In particolare, i medici a tempo indeterminato sono 5.800, i precari 1500. Ne servirebbero oltre 8.300 in totale, in base alla dotazione organica delle aziende sanitarie e ospedaliere, come emerge dalla raccolta dati promossa da Simeu su un campione di circa 110 strutture di emergenza che rappresentano sei milioni di accessi, circa un terzo del totale nazionale.

Il campione include dieci strutture campane, con 570mila accessi su un totale regionale di 1.562.460 prestazioni garantite all'anno. In questi pronto soccorso i medici previsti dalle dotazione organiche sono 217 ma in servizio ce ne sono 169, di cui 118 assunti a tempo indeterminato, 51 precari (il 23 per cento). Mancano, dunque, 48 professionisti: il 22 per cento del totale. Secondo la proiezione elaborata da Simeu per il Mattino, la carenza di personale in organico è complessivamente di 130 camici bianchi.

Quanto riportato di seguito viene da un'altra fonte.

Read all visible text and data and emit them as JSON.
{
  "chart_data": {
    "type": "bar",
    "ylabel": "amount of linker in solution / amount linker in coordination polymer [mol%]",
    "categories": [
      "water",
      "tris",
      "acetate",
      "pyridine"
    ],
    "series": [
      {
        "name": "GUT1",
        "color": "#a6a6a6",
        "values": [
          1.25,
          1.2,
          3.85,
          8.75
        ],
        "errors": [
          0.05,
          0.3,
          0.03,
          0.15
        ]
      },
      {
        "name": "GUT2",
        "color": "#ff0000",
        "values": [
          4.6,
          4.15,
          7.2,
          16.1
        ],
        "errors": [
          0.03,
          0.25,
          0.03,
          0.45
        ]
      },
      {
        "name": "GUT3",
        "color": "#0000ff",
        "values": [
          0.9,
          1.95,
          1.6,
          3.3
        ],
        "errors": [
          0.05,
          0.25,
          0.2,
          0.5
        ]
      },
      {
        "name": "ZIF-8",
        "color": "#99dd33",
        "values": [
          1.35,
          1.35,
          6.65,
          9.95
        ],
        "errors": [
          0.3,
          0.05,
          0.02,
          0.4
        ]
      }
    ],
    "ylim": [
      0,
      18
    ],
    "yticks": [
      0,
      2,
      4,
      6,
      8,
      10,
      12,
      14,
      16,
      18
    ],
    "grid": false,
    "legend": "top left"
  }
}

«Si tratta di una situazione di grave sofferenza del servizio pubblico che mette in serio pericolo la qualità delle cure e a cui è necessario trovare rapidamente una soluzione» ribadisce Pugliese, che attribuisce le difficoltà innanzitutto al numero chiuso previsto all'Università, per le scuole di Medicina e Chirurgia, e al numero insufficiente di borse di specializzazione per l'emergenza-urgenza. «Quest'anno sono aumentate di circa il 40 per cento rispetto lo scorso anno, ma parallelamente è aumentato anche il fabbisogno di medici indicato dalla conferenza Stato-Regioni, che passa da circa 300 a oltre 400 medici su tutto il territorio nazionale», dice il presidente Simeu, sollecitando ulteriori e più incisivi provvedimenti. «Pur restando un buon segnale di attenzione da parte del governo e delle regioni, non è ancora una risposta sufficiente al bisogno di salute dei cittadini», spiega. «La grave carenza dei medici nei pronto soccorso è un'emergenza già oggi, mentre i nuovi posti offerti ora ricadranno sull'attività degli ospedali soltanto fra cinque anni».

Cosa fare: «Sono necessari interventi rapidi nel servizio sanitario nazionale», è la richiesta caldeggiata dai professionisti. Quali? Un'ipotesi sul tavolo è quella di inserire nei turni gli specializzandi al quarto e quinto anno. «Comunque, una goccia nell'oceano», sostiene Pugliese, che ritiene sia opportuno coinvolgere anche i giovani di discipline equipollenti e assumere quei medici che, di fatto, hanno maturato un'esperienza nel campo.